26/03/2018 Bonjour à toutes et à tous,

D'excellent résultats avec peu de moyens - Crédit photo izart.fr
D’excellent résultats avec peu de moyens – Crédit photo izart.fr

Il est passé peu de monde ce matin, environ dix personnes…

Le dernier pansement est en train de se finir, il sera bientôt midi.

Mais le chiffre paraît énorme au vu du peu de moyens et du petit local qui héberge le le KASHI SEVA DISPENSARY mis en place par C.

Installé dans un quartier où résident de nombreux artisans, les plaies profondes et étendues, ainsi que les brûlures sont monnaie courante.

Un vieux monsieur lâche des râles de douleur, la main écrasée par une machine industrielle.

Ici, on soigne sans anesthésiant, trop cher…

Il est venu ici plusieurs jours pour faire changer ses pansements et essayer de sauver les doigts de sa main droite.

Mais demain, il aura rendez-vous avec le chirurgien pour malheureusement procéder à l’amputation des premières phalanges.

Malgré de très bons résultats dans la cicatrisation de ses plaies, impossible de sauver les os des doigts qui sont restés à vif…

Le dispensaire de quartier offre des soins gratuits et de qualité, seuls les médicaments sont payés par les malades.

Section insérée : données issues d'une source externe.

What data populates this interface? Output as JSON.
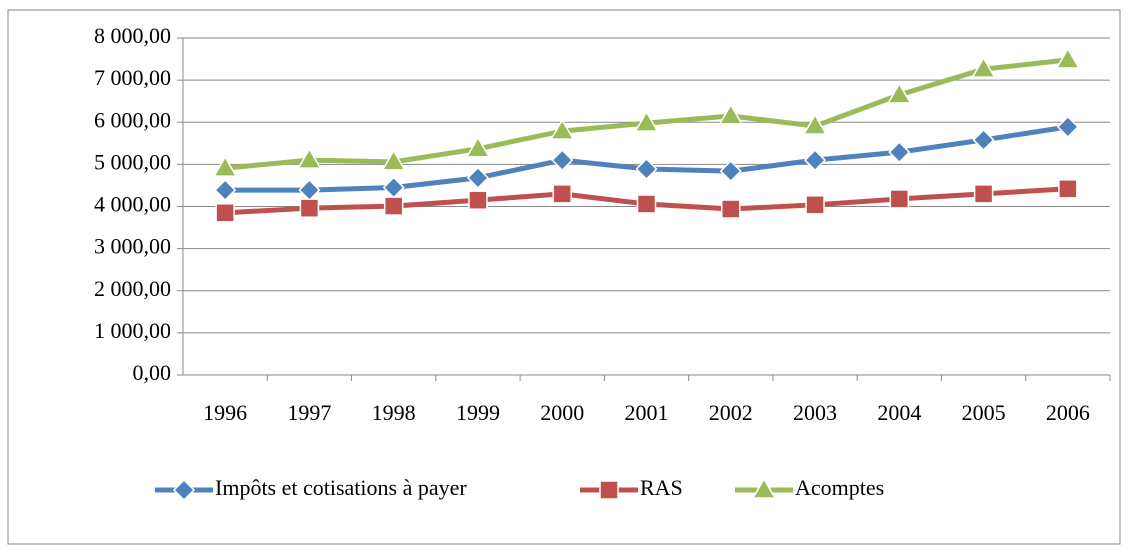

La visite du docteur s’effectue deux fois par semaine pour discuter des suites de soins à donner aux malades.

L’habitude intelligente en Inde, comme en Angleterre, de ne délivrer que le nombre exact de pilules, gélules ou cachets prescrits, évite sans conteste un énorme gaspillage

C. elle-même est satisfaite et surprise d’obtenir d’excellents résultats avec peu de moyens, en utilisant par exemple des crèmes cicatrisantes indiennes, malheureusement indisponibles sur le marché français.

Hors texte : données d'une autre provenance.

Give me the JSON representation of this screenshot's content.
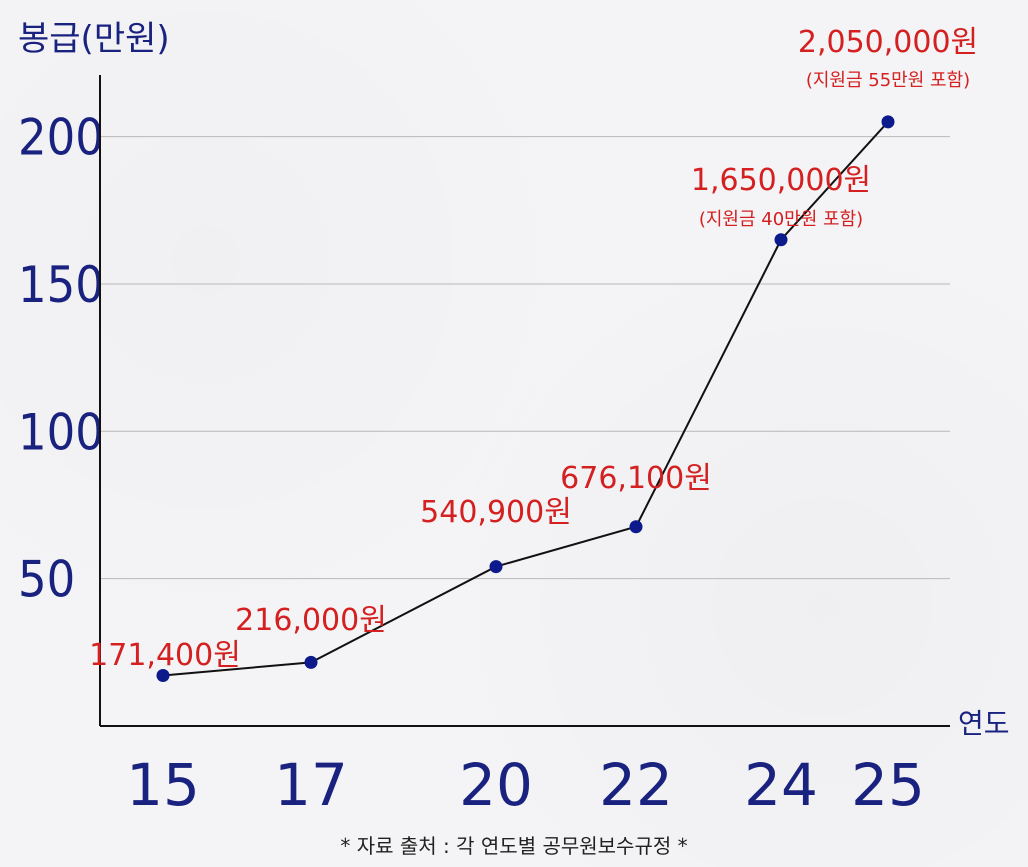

Sur sa page FB, elle n’hésite pas mettre en images les blessures avant et après soins, ce qui ne manque pas d’étonner également ses collègues de France qui disposent de bien plus pour soigner, sans obtenir forcément de meilleurs résultats.

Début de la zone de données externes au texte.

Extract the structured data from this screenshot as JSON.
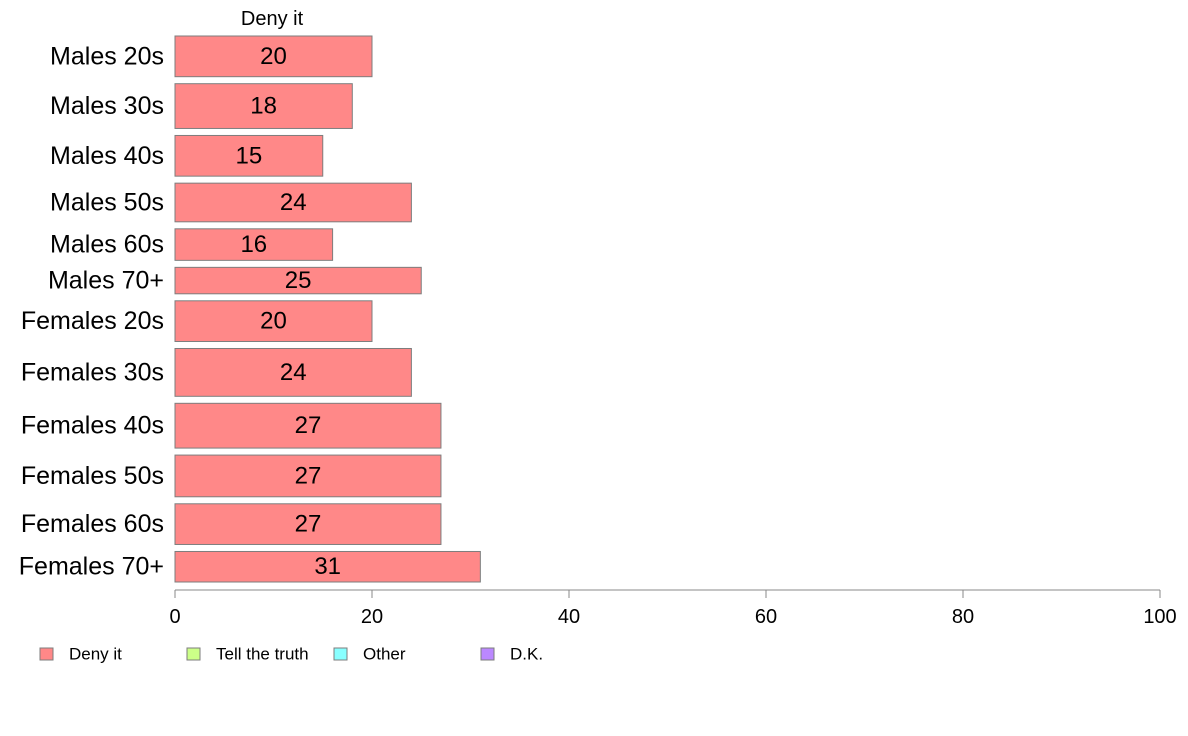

Voilà presqu’une dizaine d’années qu’elle a choisi de combiner sa passion pour l’Inde avec celle de sa profession.

Et tous les ans, elle garde espoir que le gouvernement indien continue à renouveler son visa de travail, au retour des deux mois passés en France.

A cette occasion, elle-même et son association Un rêve Indien organisent une grande fête indienne de deux jours pour réunir les fonds nécessaires à l’indemnisation des deux assistant.e.s indien.n.es qu’elle a formé.e.s et qui sont seul.e.s rétribué.e.s.

Durant son absence, ils continuent tout deux à exercer, car le dispensaire est ouvert 6 jours sur 7, sans interruption ni congés payés…

Toute l’année, C. accueille aussi des volontaires du monde entier par tranches de 3 semaines, selon un planning bouclé très longtemps à l’avance.

Ainsi C. va retourner en Bretagne au terme de cette riche et unique expérience qui l’a enthousiasmée au plus haut point.

Juste avant elle, c’étaient des réunionnais qui venaient d’offrir leurs services au dispensaire.